Wednesday 22 April 2026 11:09
CBRE Q1 2026 Report: UAE Real Estate Defies Regional Tensions with Strong Occupancy and Rent Hikes

According to the latest CBRE Middle East market review, the UAE real estate sector demonstrated remarkable resilience during the first quarter of 2026, maintaining stability despite a downgraded GDP growth forecast of 0.3%. The report attributes this performance to robust liquidity and effective policy interventions that have shielded the economy from the brunt of regional geopolitical volatility. While logistics and non-oil sectors faced headwinds, the financial foundations remained unshaken, supported by the Central Bank's AED 1 trillion asset base and its "Five-Pillar Resilience Package."

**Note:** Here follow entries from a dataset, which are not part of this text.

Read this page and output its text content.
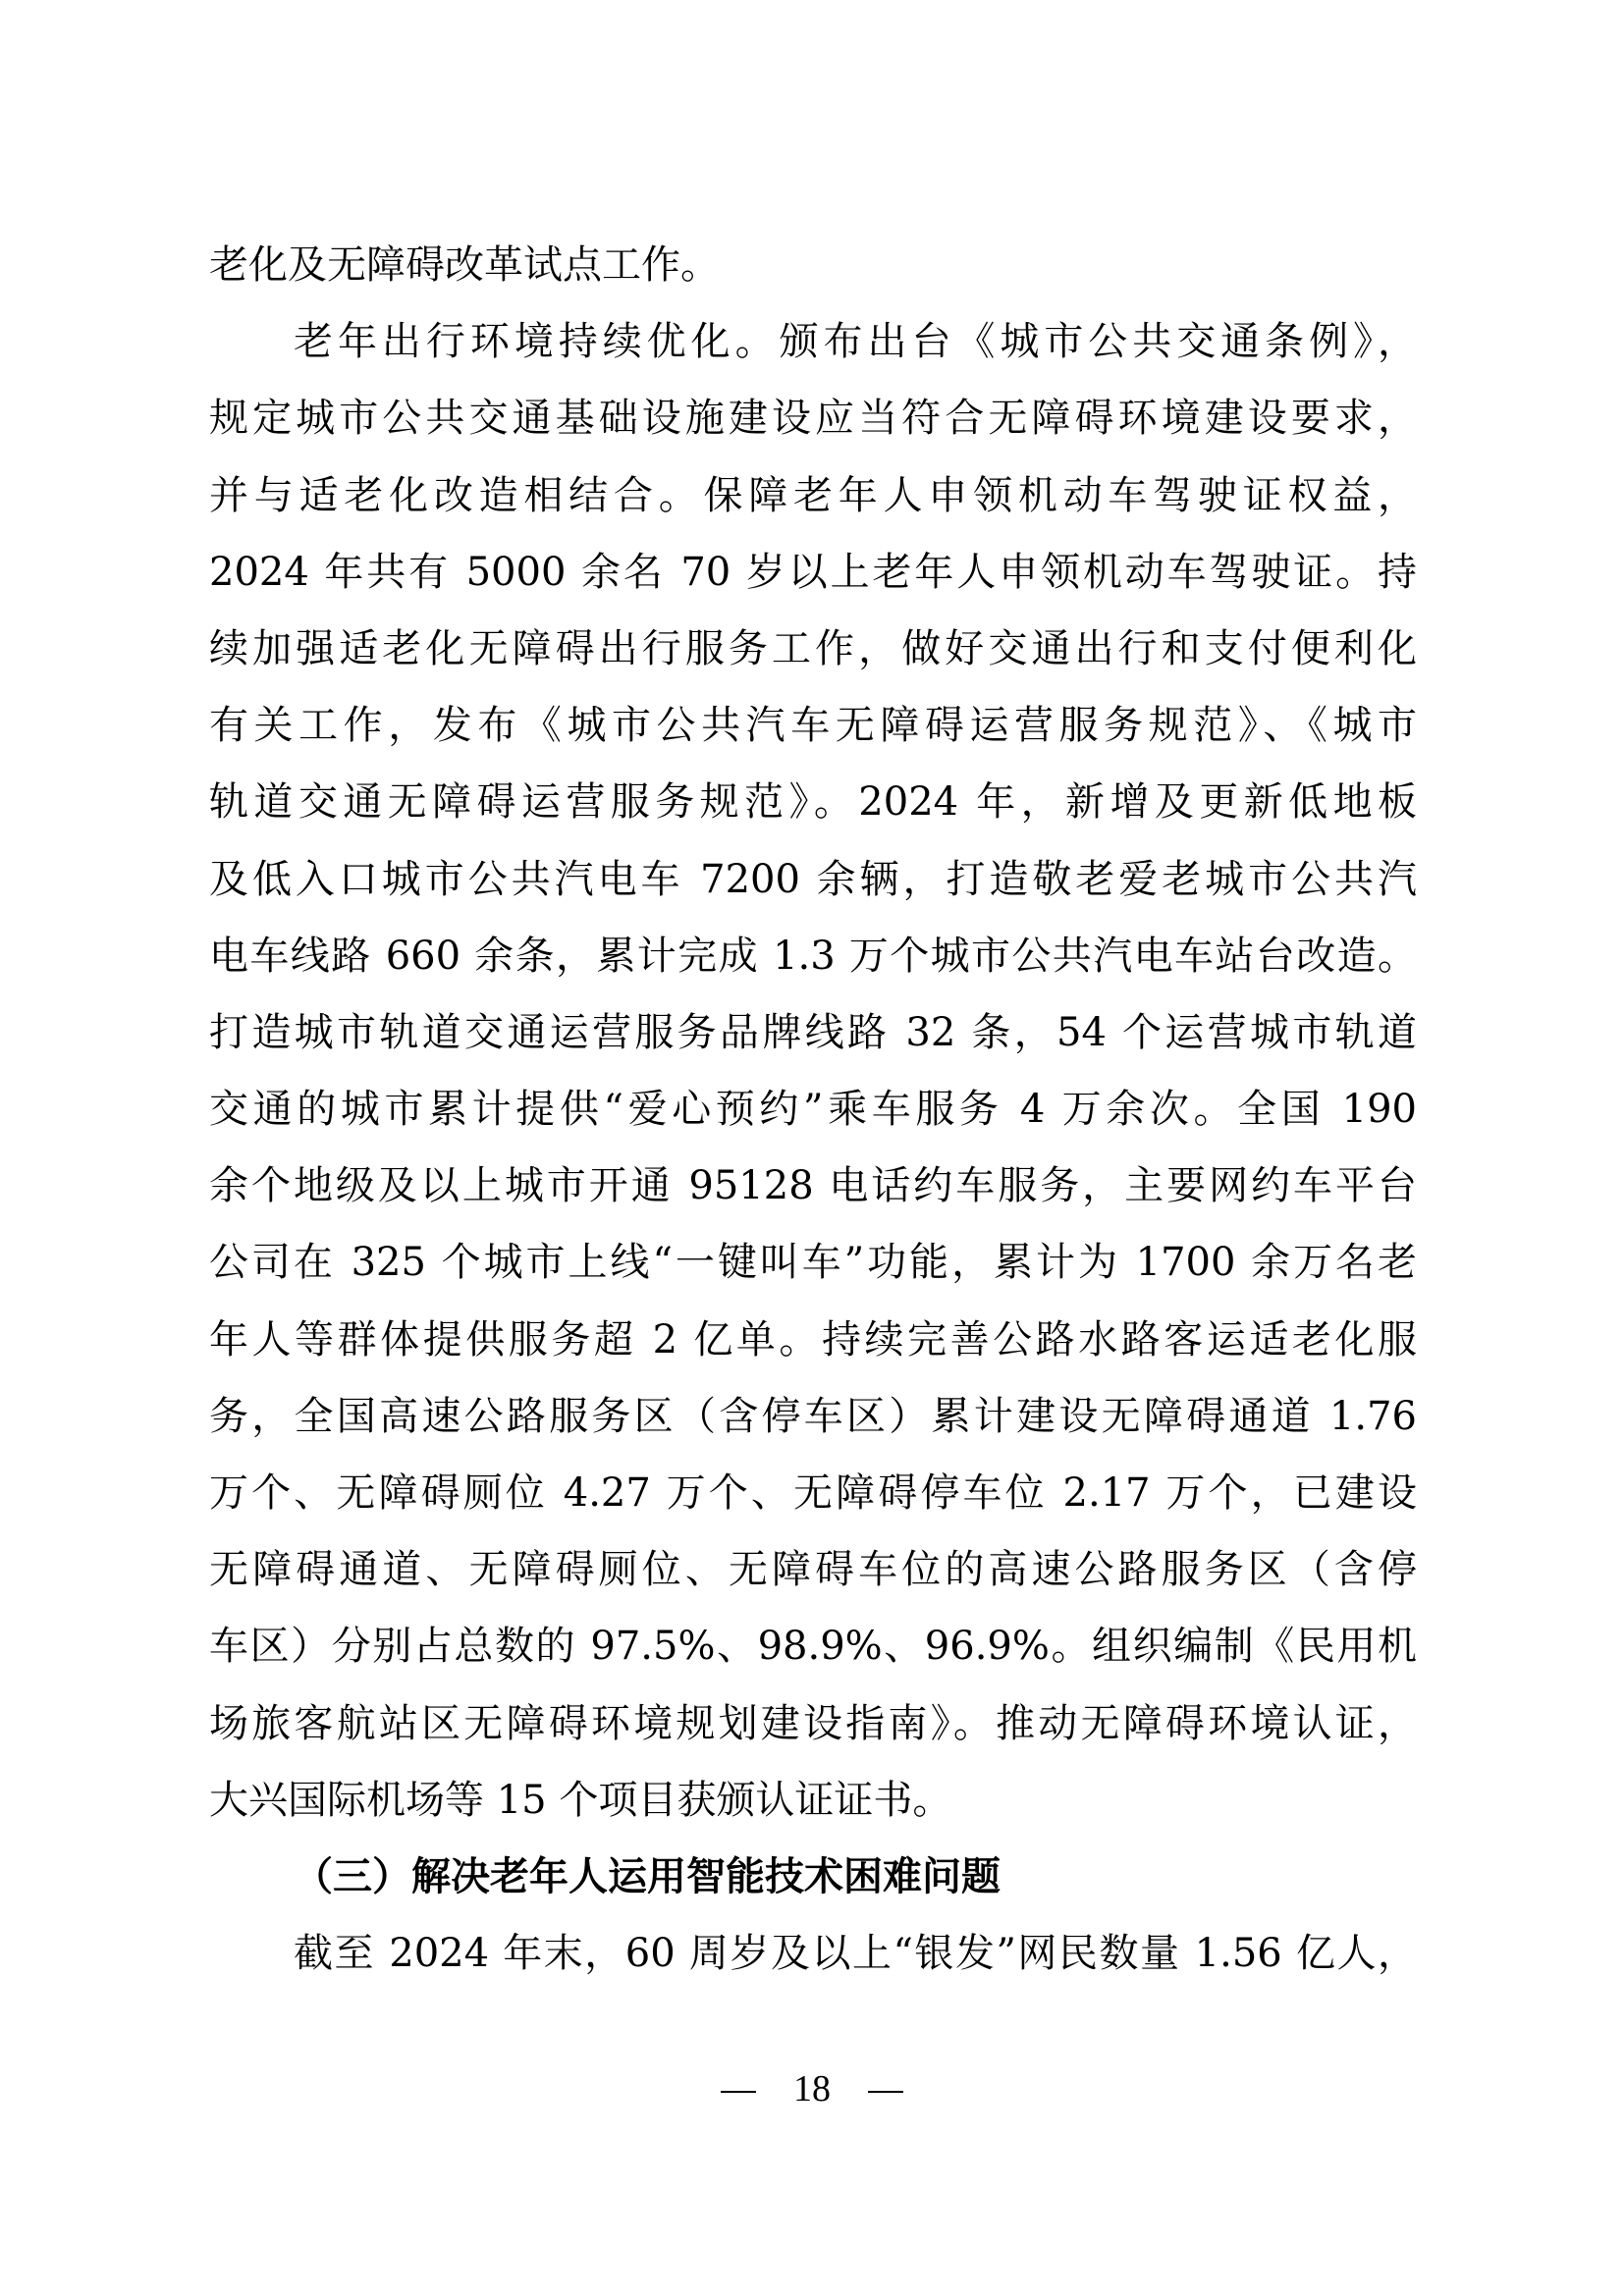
老化及无障碍改革试点工作。
老年出行环境持续优化。颁布出台《城市公共交通条例》，
规定城市公共交通基础设施建设应当符合无障碍环境建设要求，
并与适老化改造相结合。保障老年人申领机动车驾驶证权益，
2024 年共有 5000 余名 70 岁以上老年人申领机动车驾驶证。持
续加强适老化无障碍出行服务工作，做好交通出行和支付便利化
有关工作，发布《城市公共汽车无障碍运营服务规范》、《城市
轨道交通无障碍运营服务规范》。2024 年，新增及更新低地板
及低入口城市公共汽电车 7200 余辆，打造敬老爱老城市公共汽
电车线路 660 余条，累计完成 1.3 万个城市公共汽电车站台改造。
打造城市轨道交通运营服务品牌线路 32 条，54 个运营城市轨道
交通的城市累计提供“爱心预约”乘车服务 4 万余次。全国 190
余个地级及以上城市开通 95128 电话约车服务，主要网约车平台
公司在 325 个城市上线“一键叫车”功能，累计为 1700 余万名老
年人等群体提供服务超 2 亿单。持续完善公路水路客运适老化服
务，全国高速公路服务区（含停车区）累计建设无障碍通道 1.76
万个、无障碍厕位 4.27 万个、无障碍停车位 2.17 万个，已建设
无障碍通道、无障碍厕位、无障碍车位的高速公路服务区（含停
车区）分别占总数的 97.5%、98.9%、96.9%。组织编制《民用机
场旅客航站区无障碍环境规划建设指南》。推动无障碍环境认证，
大兴国际机场等 15 个项目获颁认证证书。
（三）解决老年人运用智能技术困难问题
截至 2024 年末，60 周岁及以上“银发”网民数量 1.56 亿人，
18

The office market in Dubai and Abu Dhabi emerged as a standout performer, driven by a persistent supply shortage. In Dubai, average office rents surged by 14% year-on-year, while prime assets saw a 16% increase, with occupancy rates hovering near 95%. CBRE notes that despite temporary shifts toward remote work by some multinationals, the demand for Grade A office space in central business districts remains significantly higher than available supply, keeping the market firmly in favor of landlords. S&P Global Ratings further bolstered market confidence by reaffirming the UAE’s AA/A-1+ stable rating, citing the nation’s strategic fiscal buffers.